More LTL Truckers Looking to Freight Brokers

The Journal of Commerce Online - News Story
Third-party logistics firms sometimes seen as rivals, but more often as pipelines to freight

Trucking companies that once kept third-party logistics providers at arm’s length are pulling them in for a closer embrace as they seek new sources of freight.

Armstrong and Associates, a research and consulting firm, told the trucking industry SMC3 summer conference in West Palm Beach, Fla., 93 percent of Fortune 100 companies use at least one third-party logistics company. And Evan Armstrong, president of the firm, said many use far more. General Motors has 49 3PLs, Procter & Gamble 42 and Wal-Mart 39, according to Armstrong and Associates research.

"For companies with multiple supply chains, it's very hard to single source with one provider," Armstrong said at a June 24 panel on 3PLs at the conference.

The inverse is also true; one 3PL can give a carrier access to multiple shippers.

When Con-way Freight expanded its business with Caterpillar Logistics last month, it not only gained greater access to freight from $32.4 billion Caterpillar but also to more than 65 other companies that contract Cat Logistics to manage their supply chains.

Relying more on 3PLs for freight can be a difficult step for trucking executives that built their freight business on direct relationships with shipper customers.

Carriers often responded to the growth of third-party logistics with "open hostility," said Bruce Kennedy, vice president of enterprise strategy at YRC Worldwide.

Many carriers feared they would lose control over pricing and their direct relationship with shippers.

"It's only over time that many of us have changed," said Kennedy. Brokers or logistics intermediaries account for more than a third of YRC Worldwide's revenue, he said.

Carrier attitudes toward 3PLs are likely to vary with the type of logistics provider or broker. YRC Worldwide last year divided its 2,000 3PLs into four groups: supply chain managers, brokers and forwarders, price negotiators and "rate resellers."

Relationships among brokers, supply chain companies and truckers need to be clearly defined, said Donald Maltby, executive vice president of logistics services at Unyson Logistics, a subsidiary of intermodal company Hub Group.

"3PLs have to bring value to the carriers, shippers and receivers, and they should be held accountable for that," Maltby told the SMC3.
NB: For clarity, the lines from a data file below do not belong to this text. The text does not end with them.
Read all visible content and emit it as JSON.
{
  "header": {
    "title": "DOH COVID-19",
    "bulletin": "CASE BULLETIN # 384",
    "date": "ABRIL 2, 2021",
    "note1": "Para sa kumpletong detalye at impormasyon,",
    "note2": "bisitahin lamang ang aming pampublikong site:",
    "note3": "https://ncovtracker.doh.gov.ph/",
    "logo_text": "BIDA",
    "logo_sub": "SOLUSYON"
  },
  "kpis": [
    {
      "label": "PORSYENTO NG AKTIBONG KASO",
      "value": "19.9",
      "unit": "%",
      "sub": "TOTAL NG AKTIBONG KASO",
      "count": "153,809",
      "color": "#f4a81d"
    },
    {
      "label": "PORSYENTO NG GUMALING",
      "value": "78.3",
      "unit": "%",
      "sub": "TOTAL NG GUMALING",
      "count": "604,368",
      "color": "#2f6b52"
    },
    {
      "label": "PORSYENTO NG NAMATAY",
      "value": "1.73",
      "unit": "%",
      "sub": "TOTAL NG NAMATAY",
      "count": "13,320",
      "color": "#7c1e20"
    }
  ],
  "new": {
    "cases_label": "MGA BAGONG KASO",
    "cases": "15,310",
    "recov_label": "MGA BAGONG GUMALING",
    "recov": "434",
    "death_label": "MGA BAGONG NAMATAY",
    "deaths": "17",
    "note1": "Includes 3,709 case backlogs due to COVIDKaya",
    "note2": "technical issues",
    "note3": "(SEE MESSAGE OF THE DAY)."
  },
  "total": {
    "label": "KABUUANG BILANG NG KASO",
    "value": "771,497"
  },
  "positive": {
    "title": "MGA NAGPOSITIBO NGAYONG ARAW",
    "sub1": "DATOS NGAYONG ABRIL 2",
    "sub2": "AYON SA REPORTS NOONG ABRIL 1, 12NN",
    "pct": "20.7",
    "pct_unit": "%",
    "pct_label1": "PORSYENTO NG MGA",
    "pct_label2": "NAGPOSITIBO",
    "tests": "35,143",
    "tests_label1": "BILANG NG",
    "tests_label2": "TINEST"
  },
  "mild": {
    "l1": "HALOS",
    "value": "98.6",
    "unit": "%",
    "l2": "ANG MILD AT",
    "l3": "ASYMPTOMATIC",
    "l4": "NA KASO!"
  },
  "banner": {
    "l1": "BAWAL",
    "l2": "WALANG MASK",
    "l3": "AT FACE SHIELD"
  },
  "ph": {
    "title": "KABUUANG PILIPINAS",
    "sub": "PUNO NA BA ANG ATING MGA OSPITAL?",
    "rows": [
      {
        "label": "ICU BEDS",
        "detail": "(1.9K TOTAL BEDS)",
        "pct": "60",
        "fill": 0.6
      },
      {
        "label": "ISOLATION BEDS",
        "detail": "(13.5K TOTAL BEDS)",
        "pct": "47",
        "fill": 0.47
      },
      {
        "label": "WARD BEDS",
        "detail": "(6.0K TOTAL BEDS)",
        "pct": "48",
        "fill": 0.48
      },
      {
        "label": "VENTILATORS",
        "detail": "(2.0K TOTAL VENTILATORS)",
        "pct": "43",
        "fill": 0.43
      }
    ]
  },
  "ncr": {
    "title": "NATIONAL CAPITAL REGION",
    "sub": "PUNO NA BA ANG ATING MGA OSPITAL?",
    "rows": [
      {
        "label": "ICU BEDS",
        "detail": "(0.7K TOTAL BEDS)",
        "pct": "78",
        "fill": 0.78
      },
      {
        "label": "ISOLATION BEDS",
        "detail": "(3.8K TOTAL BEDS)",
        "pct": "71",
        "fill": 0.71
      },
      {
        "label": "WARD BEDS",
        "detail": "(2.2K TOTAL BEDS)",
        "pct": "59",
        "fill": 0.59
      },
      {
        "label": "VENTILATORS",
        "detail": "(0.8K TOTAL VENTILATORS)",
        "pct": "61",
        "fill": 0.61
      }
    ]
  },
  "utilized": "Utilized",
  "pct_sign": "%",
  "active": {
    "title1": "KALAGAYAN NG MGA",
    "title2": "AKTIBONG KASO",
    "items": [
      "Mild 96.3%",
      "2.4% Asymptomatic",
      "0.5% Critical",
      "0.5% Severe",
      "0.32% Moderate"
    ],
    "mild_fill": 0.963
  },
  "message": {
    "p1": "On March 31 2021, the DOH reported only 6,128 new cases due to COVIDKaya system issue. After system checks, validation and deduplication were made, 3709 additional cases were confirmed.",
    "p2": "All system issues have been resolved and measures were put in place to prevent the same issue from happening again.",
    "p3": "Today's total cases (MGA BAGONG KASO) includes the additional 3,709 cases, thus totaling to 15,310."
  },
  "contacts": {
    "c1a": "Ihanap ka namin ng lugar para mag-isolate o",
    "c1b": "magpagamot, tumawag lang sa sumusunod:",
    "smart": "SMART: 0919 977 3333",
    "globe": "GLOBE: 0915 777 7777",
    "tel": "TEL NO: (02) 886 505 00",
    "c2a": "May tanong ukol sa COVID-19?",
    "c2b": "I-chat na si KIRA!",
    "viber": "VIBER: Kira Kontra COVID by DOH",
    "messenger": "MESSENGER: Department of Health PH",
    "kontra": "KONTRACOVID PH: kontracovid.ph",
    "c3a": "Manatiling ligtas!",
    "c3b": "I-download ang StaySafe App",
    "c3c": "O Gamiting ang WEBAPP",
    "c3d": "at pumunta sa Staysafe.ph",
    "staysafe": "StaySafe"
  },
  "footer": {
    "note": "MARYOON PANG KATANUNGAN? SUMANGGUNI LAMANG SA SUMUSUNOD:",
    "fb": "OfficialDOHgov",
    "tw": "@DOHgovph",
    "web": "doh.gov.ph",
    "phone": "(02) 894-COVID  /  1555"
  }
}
I don't see any advantages to using a third party on LTL shipments. TL,yes; but adding a 3rd party to LTL just takes money away from the carrier. Why can't the companies have their own traffic people who negotiate prices direct with the carriers? Intermediaries are just another step in between that complicate the whole situation. Am glad that I did not have to work through 3PL's in the 80's; had a list of carriers that I was authorized to use; and negotiated my own deals with carriers who were not on the approved list.